Insurance companies are not required to cover judgments against bar bouncers who beat up patrons without just cause, a federal judge has ruled.
U.S. District Judge J. Frederick Motz granted summary judgment for insurers last week in two cases brought by Baltimore bars.
Bar patron Toi Marie Lewis sued the owners of the Paradox Club in 2002 after an incident in which a bouncer “grasped Lewis, lifted her from the floor and threw her through a set of doors onto the street,” breaking her leg, according to the claim.
After a trial ended in a mistrial, Lewis and Paradox reached a $120,000 settlement. Lewis’ claims for assault, battery and negligent hiring were dismissed.

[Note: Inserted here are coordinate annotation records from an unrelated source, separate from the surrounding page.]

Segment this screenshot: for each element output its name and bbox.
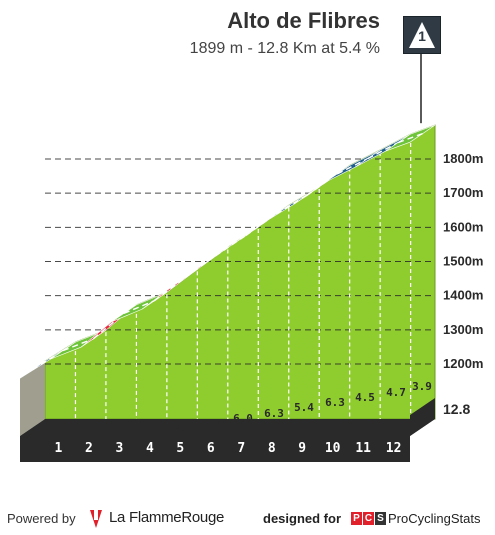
gradient-label: 3.5	[80, 439, 100, 452]
km-band-top	[20, 398, 435, 436]
pcs-letter: P	[351, 512, 362, 525]
gradient-label: 3.9	[412, 380, 432, 393]
gradient-label: 5.4	[294, 401, 314, 414]
climb-title: Alto de Flibres	[227, 8, 380, 33]
altitude-tick-label: 1200m	[443, 356, 483, 371]
gradient-label: 7.4	[111, 434, 131, 447]
powered-by-text: Powered by	[7, 511, 76, 526]
altitude-tick-label: 1600m	[443, 219, 483, 234]
pcs-letter: S	[375, 512, 386, 525]
pcs-logo-icon: P C S	[351, 512, 386, 526]
category-badge: 1	[403, 16, 441, 54]
gradient-label: 4.5	[355, 391, 375, 404]
band-center-line	[367, 141, 399, 160]
pcs-letter: C	[363, 512, 374, 525]
gradient-label: 6.7	[173, 422, 193, 435]
band-center-line	[397, 133, 423, 144]
gradient-label: 6.0	[233, 412, 253, 425]
km-marker-label: 10	[325, 441, 341, 456]
km-marker-label: 1	[55, 441, 63, 456]
band-center-line	[62, 338, 94, 352]
end-distance-label: 12.8	[443, 401, 470, 417]
climb-subtitle: 1899 m - 12.8 Km at 5.4 %	[189, 40, 380, 57]
flamme-rouge-icon	[90, 510, 102, 528]
designed-for-text: designed for	[263, 511, 342, 526]
band-center-line	[275, 194, 308, 215]
category-number: 1	[418, 28, 426, 44]
km-marker-label: 7	[237, 441, 245, 456]
gradient-label: 5.6	[49, 446, 69, 459]
altitude-tick-label: 1700m	[443, 185, 483, 200]
pcs-brand: ProCyclingStats	[388, 511, 481, 526]
km-marker-label: 9	[298, 441, 306, 456]
km-marker-label: 11	[355, 441, 371, 456]
km-marker-label: 12	[386, 441, 402, 456]
gradient-label: 6.3	[264, 407, 284, 420]
gradient-label: 3.7	[142, 428, 162, 441]
lfr-brand: La FlammeRouge	[109, 509, 225, 526]
band-center-line	[336, 157, 368, 175]
profile-area	[44, 124, 436, 420]
footer: Powered by La FlammeRouge designed for P…	[0, 507, 495, 531]
km-marker-label: 8	[268, 441, 276, 456]
gradient-label: 4.7	[386, 386, 406, 399]
altitude-tick-label: 1500m	[443, 254, 483, 269]
band-center-line	[32, 350, 64, 371]
altitude-tick-label: 1800m	[443, 151, 483, 166]
km-marker-label: 4	[146, 441, 154, 456]
km-band-front	[20, 436, 410, 462]
altitude-tick-label: 1400m	[443, 288, 483, 303]
km-marker-label: 6	[207, 441, 215, 456]
altitude-tick-label: 1300m	[443, 322, 483, 337]
km-marker-label: 2	[85, 441, 93, 456]
km-marker-label: 3	[115, 441, 123, 456]
gradient-label: 6.3	[325, 396, 345, 409]
gradient-label: 6.4	[203, 417, 223, 430]
km-marker-label: 5	[176, 441, 184, 456]
profile-side-face	[20, 361, 45, 436]
triangle-icon	[409, 22, 435, 48]
band-center-line	[123, 300, 155, 315]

When Lewis sought to recover the settlement amount from Hatboro, Pa.-based Penn-America Insurance Co., the insurer filed a claim in federal court to establish lack of coverage. Paradox and Lewis both filed counterclaims.

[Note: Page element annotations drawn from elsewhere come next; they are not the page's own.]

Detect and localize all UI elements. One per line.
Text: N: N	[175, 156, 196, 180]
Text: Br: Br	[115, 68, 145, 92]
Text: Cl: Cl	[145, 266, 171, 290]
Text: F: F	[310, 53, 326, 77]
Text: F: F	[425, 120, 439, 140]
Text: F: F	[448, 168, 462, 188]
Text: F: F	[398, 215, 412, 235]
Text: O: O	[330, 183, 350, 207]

Paradox’s policy with Penn-America, Motz wrote, specifically excluded coverage for damages resulting from “assault and battery or physical altercations.”

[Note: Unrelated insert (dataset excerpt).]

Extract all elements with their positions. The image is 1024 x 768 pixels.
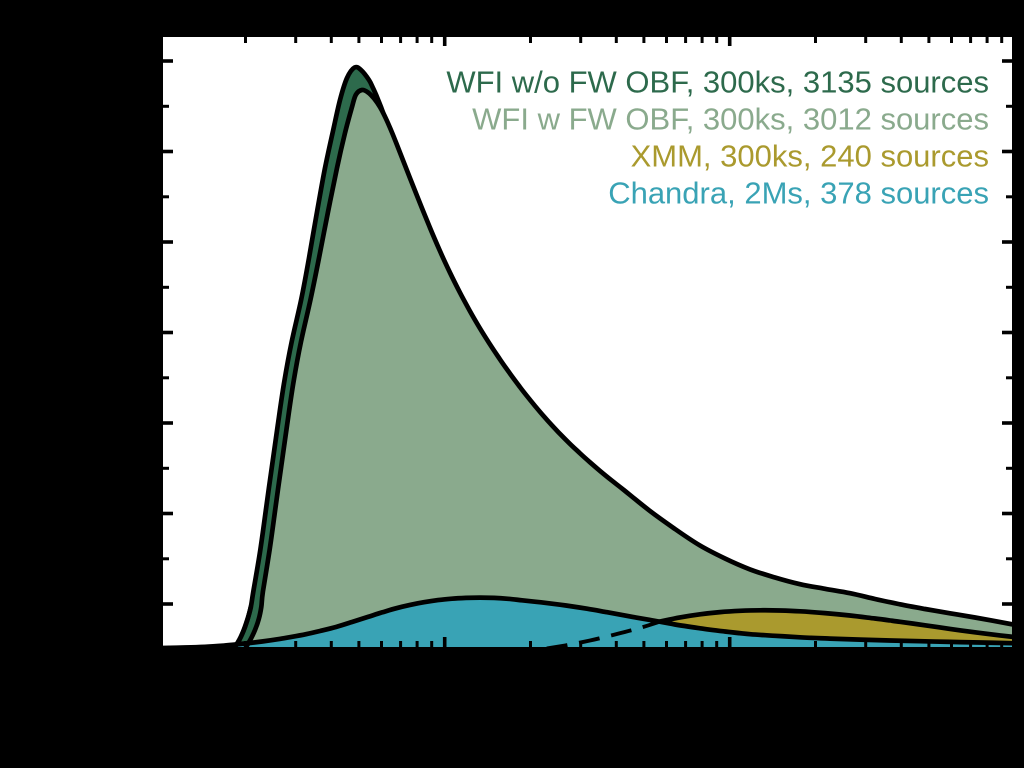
- svg-text:Chandra, 2Ms, 378 sources: Chandra, 2Ms, 378 sources: [608, 176, 989, 211]
- svg-text:WFI w FW OBF, 300ks, 3012 sour: WFI w FW OBF, 300ks, 3012 sources: [472, 102, 989, 137]
- svg-text:WFI w/o FW OBF, 300ks, 3135 so: WFI w/o FW OBF, 300ks, 3135 sources: [446, 65, 989, 100]
- svg-text:XMM, 300ks, 240 sources: XMM, 300ks, 240 sources: [631, 139, 989, 174]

In the second case, Motz concluded that Richmond, Va.-based Essex Insurance Co. was under no obligation to reimburse Kamaki Skiathos Inc. for costs in defending three lawsuits stemming from the actions of employees at Moby’s Bar.
Motz noted that the Essex coverage specifically excludes intentional injury, assault and battery.
“The 2002 policy even explicitly confirms that this exclusion operates in the context of bars such as Moby’s,” he wrote.